Regierungssprecher Hempfling widerspricht Behauptungen, dass Afghanen trotz bestehender Ausbildungsverhältnisse abgeschoben würden. Dies führe im Gegenteil regelmäßig zum Duldungsanspruch, sofern die Identität der Person geklärt sei.

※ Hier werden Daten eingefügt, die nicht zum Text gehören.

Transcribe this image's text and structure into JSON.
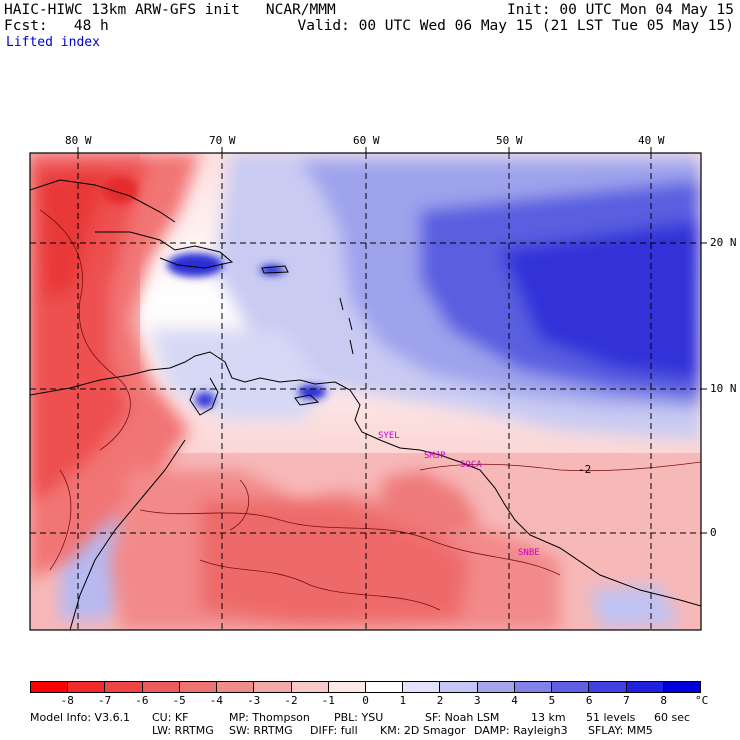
{
  "header": {
    "model_line": "HAIC-HIWC 13km ARW-GFS init   NCAR/MMM",
    "init_line": "Init: 00 UTC Mon 04 May 15",
    "fcst_line": "Fcst:   48 h",
    "valid_line": "Valid: 00 UTC Wed 06 May 15 (21 LST Tue 05 May 15)",
    "field_line": "Lifted index"
  },
  "map": {
    "lon_labels": [
      "80 W",
      "70 W",
      "60 W",
      "50 W",
      "40 W"
    ],
    "lat_labels": [
      "20 N",
      "10 N",
      "0"
    ],
    "contour_label": "-2",
    "stations": [
      "SYEL",
      "SMJP",
      "SOCA",
      "SNBE"
    ],
    "colors": {
      "unstable_dark": "#f01818",
      "unstable_light": "#fbb3b3",
      "neutral": "#ffffff",
      "stable_light": "#c8c8f4",
      "stable_dark": "#2020e6",
      "station": "#cc00cc"
    }
  },
  "colorbar": {
    "labels": [
      "-8",
      "-7",
      "-6",
      "-5",
      "-4",
      "-3",
      "-2",
      "-1",
      "0",
      "1",
      "2",
      "3",
      "4",
      "5",
      "6",
      "7",
      "8"
    ],
    "unit": "°C",
    "colors": [
      "#ff0000",
      "#f42a2a",
      "#ef4545",
      "#ec5c5c",
      "#ee7474",
      "#f18c8c",
      "#f5a8a8",
      "#f9c8c8",
      "#fde7e7",
      "#ffffff",
      "#e2e2fb",
      "#c6c6f5",
      "#a5a5ef",
      "#8282ea",
      "#6060e6",
      "#4040e3",
      "#2020e0",
      "#0000dd"
    ]
  },
  "footer": {
    "line1": [
      "Model Info: V3.6.1",
      "CU: KF",
      "MP: Thompson",
      "PBL: YSU",
      "SF: Noah LSM",
      "13 km",
      "51 levels",
      "60 sec"
    ],
    "line2": [
      "LW: RRTMG",
      "SW: RRTMG",
      "DIFF: full",
      "KM: 2D Smagor",
      "DAMP: Rayleigh3",
      "SFLAY: MM5"
    ]
  }
}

Schwere Kritik an der Abschiebepraxis in Falle der Bamberger Afghanen übt die Flüchtlingshilfeorganisation "Freund statt fremd". Der Fall des jungen Atiquallah stehe für die unmenschliche und willkürliche Praxis der Ausländerbehörden. Die afghanischen Flüchtlinge in Deutschland lebten nun in ständiger Sorge, in ein Land gebracht zu werden, in dem große Gefahr für Leib und Leben herrsche. Afghanistan sei alles andere als sicher, sagt auch Simone Oswald von "Freund statt fremd". Wer Menschen dorthin abschiebe, wo sich Regierungstruppen und radikalislamische Taliban einen blutigen Kampf lieferten, nehme auch ihren Tod billigend in Kauf.